Ganz beendet ist die Saison für den SV Waldhof Mannheim auch nach dem 38. und letzten Spieltag der 3. Liga noch nicht. Denn am Samstag steht mit dem Verbandspokalfinale gegen Oberligist und Stadtrivale VfR Mannheim noch eine nicht nur prestigeträchtige, sondern auch wirtschaftlich wichtige Begegnung auf dem Programm.
Als Verbandspokalsieger würden die Buwe in der kommenden Saison in der ersten DFB-Pokalrunde starten und hätten damit von Seiten des DFB garantierte Einnahmen von mehr als 200.000 Euro sicher, die durch Zuschauereinnahmen weiter steigen könnten – und natürlich erst recht, sollte der Einzug in die nächste Runde gelingen.
Den Verbandspokal zu gewinnen ist somit das große Ziel und angesichts des Klassenunterschieds letztlich auch Pflicht. Zugleich bietet die Partie wohl die Chance, Luc Holtz positiv zu verabschieden, steht der Trainer doch offenbar vor dem Absprung.
Wie der kicker berichtet, soll der nach dem zweiten Spieltag als Nachfolger des früh entlassenen Dominik Glawogger installierte Holtz im Laufe der Saison ein Angebot des FC Metz erhalten haben. Die Mannheimer Verantwortlichen allerdings verweigerten dem Luxemburger, der zudem laut der Rhein-Neckar-Zeitung zwischenzeitlich auch ein Kandidat bei Racing Straßburg gewesen sein soll, die Freigabe für einen Wechsel in die Ligue 1.

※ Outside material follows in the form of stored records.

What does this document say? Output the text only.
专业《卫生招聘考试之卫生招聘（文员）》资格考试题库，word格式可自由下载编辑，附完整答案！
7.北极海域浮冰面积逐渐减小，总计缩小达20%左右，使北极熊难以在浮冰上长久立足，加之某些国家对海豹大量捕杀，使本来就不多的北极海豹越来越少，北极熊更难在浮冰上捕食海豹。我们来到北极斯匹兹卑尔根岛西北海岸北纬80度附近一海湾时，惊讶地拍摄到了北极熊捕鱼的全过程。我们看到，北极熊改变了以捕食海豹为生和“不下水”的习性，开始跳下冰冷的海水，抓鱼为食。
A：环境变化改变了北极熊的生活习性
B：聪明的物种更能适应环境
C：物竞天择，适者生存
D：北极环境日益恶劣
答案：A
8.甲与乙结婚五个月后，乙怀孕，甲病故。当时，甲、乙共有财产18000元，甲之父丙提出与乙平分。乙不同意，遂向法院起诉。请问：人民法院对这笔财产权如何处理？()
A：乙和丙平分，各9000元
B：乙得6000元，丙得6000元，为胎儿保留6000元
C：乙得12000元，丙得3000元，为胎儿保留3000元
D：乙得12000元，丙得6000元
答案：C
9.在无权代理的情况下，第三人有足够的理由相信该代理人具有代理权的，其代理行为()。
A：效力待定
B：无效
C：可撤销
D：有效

Nun allerdings scheinen sich die Wege doch zu trennen. Dass der Saisonendspurt mit nur sieben Punkten aus den letzten acht Spielen inklusive einer 1:5-Klatsche am letzten Spieltag beim FC Ingolstadt alles andere als gut verlaufen ist, es zudem allen voran mit dem wechselwilligen Felix Lohkemper zu offenen Differenzen gekommen sein soll, hat die Verantwortlichen um Geschäftsführer Gerhard Zuber offenkundig auch zu der Auffassung gebracht, dass eine weitere Zusammenarbeit mit Holtz keine optimale Lösung mehr darstellt.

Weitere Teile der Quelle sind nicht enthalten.